A história de Hattie é contada pela visão dos seus 11 filhos ao longo dos anos, começando em 1925 até meados de 1980, quando se torna responsável pela criação de uma neta. Apesar da narrativa de “As Doze Tribos de Hattie” revelar boa parte dos conflitos emocionais entre Hattie e sua família, a personagem não é a protagonista da história e boa parte dos capítulos descrevem a influência dela como mãe e como sua forma dura de lidar com as emoções afetou emocionalmente cada um de seus filhos.
“Talvez tenhamos uma quantidade finita de amor para dar. Nascemos com a nossa porção, e ela se esgota se amamos e não somos amados o suficiente.”
Além dos afetos emocionais e apesar de August ser um homem relativamente desprezível, não consegui ter uma raiva tão grande assim dele simplesmente pelo fato dele ter todos os defeitos do mundo, mas mesmo assim ter as características de um paizão. A relação de atitudes do personagem mudava drasticamente quando o assunto era sobre seus filhos. Ele até pode ter deixado de comprar comida para eles e gasto todo o dinheiro em bares e mulheres, mas a relação dele com os filhos criou um ambiente familiar muito mais próximo do que senti com Hattie.

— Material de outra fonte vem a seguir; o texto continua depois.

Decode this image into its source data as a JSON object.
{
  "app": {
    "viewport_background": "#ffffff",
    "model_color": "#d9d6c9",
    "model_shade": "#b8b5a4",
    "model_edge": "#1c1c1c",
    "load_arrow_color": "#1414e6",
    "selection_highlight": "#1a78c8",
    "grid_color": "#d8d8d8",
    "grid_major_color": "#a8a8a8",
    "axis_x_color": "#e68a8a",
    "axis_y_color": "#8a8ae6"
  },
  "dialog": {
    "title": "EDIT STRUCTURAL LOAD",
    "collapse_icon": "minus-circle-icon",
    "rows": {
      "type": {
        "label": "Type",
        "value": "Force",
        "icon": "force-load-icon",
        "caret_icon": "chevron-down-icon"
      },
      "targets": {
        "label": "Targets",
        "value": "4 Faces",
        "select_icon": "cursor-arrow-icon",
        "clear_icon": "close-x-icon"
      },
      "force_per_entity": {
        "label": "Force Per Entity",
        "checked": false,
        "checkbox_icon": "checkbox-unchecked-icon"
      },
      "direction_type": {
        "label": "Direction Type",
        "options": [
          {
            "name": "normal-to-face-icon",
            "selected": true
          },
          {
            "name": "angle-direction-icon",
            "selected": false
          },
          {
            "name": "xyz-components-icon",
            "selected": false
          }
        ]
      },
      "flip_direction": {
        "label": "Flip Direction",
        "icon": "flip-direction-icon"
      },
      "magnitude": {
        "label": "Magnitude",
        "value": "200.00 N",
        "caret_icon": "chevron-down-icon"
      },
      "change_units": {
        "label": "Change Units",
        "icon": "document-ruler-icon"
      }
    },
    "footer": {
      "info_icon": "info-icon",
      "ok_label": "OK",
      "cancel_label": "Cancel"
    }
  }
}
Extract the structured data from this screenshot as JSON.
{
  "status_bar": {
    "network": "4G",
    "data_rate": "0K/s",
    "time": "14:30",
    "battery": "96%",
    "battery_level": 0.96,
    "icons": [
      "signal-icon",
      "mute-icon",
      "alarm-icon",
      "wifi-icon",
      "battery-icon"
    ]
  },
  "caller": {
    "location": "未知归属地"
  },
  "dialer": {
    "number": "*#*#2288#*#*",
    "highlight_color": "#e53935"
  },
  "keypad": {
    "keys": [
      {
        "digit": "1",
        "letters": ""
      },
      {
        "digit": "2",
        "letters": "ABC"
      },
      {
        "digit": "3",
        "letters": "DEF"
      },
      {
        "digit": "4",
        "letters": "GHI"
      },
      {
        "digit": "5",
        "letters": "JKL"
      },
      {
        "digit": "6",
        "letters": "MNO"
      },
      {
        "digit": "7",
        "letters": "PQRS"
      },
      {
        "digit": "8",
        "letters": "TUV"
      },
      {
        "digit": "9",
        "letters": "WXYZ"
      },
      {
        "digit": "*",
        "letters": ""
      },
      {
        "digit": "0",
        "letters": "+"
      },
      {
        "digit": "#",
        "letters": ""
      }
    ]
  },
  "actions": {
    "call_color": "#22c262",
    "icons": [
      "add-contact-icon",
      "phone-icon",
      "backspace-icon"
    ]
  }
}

A caracterização e explicitude das emoções de cada personagem em “As Doze Tribos de Hattie” é extremamente carregada de traumas e visões do passado da família Shepherd. Além disso, a passagem da vida de cada um deles é marcada por conflitos pessoais como religião, sexualidade, abusos, doenças, problemas psicológicos e, principalmente, pelo reconhecimento de raça, gerados pela possível falta de amor, punições ao longo da infância pobre e difícil e pelo cenário caótico de um local segregado pelo preconceito.
A proposta de narrativa de “As Doze Tribos de Hattie” trouxe muitas questões importantes ao longo da história e a autora conseguiu trazer profundidade e delicadeza aos sentimentos de forma madura e provocadora, que inconscientemente nos faz repensar valores e atitudes sobre relações familiares.
“Como uma casa pegando fogo. Você nunca aprendeu que às vezes só nos restam a nossa dignidade e autocontrole.”
Mas apesar de ter achado toda a história de Hattie dominada por emoções fortes e bem construídas, a narrativa não teve muito aprofundamento nos sentimentos da personagem e cada capítulo mostrou apenas uma fração da vida dos filhos. Na minha concepção, isso acabou tornando a história de “As Doze Tribos de Hattie” significativamente incompleta, pois é impossível chegar a um consenso de como alguns dos filhos chegaram aonde estavam e porque aconteceu com eles o que foi descrito pela autora. Não existe um passado palpável que nutre a sequência de vida familiar entre eles e Hattie, apenas alguns vislumbres da infância, sem muitos detalhes.
A vida familiar de Hattie e seus 11 filhos ganham destaque apenas pela profusão de sentimentos que dão vida a história e pela união dos desejos de cada filho em ter uma demonstração de afeto que nunca veio. Quanto aos capítulos em si, que apesar de serem parte de um conjunto que dá voz à personalidade de Hattie, poderiam ter tido um avanço (ou retrocesso) na linha do tempo da narrativa, deixando as histórias mais concisas e unidas entre os integrantes familiares, de forma que o passado entre eles fizesse mais sentido durante a leitura. É possível dizer que a história de Hattie tenha ficado completa, mas que a de seus filhos faltou a emenda para tornar o livro perfeito.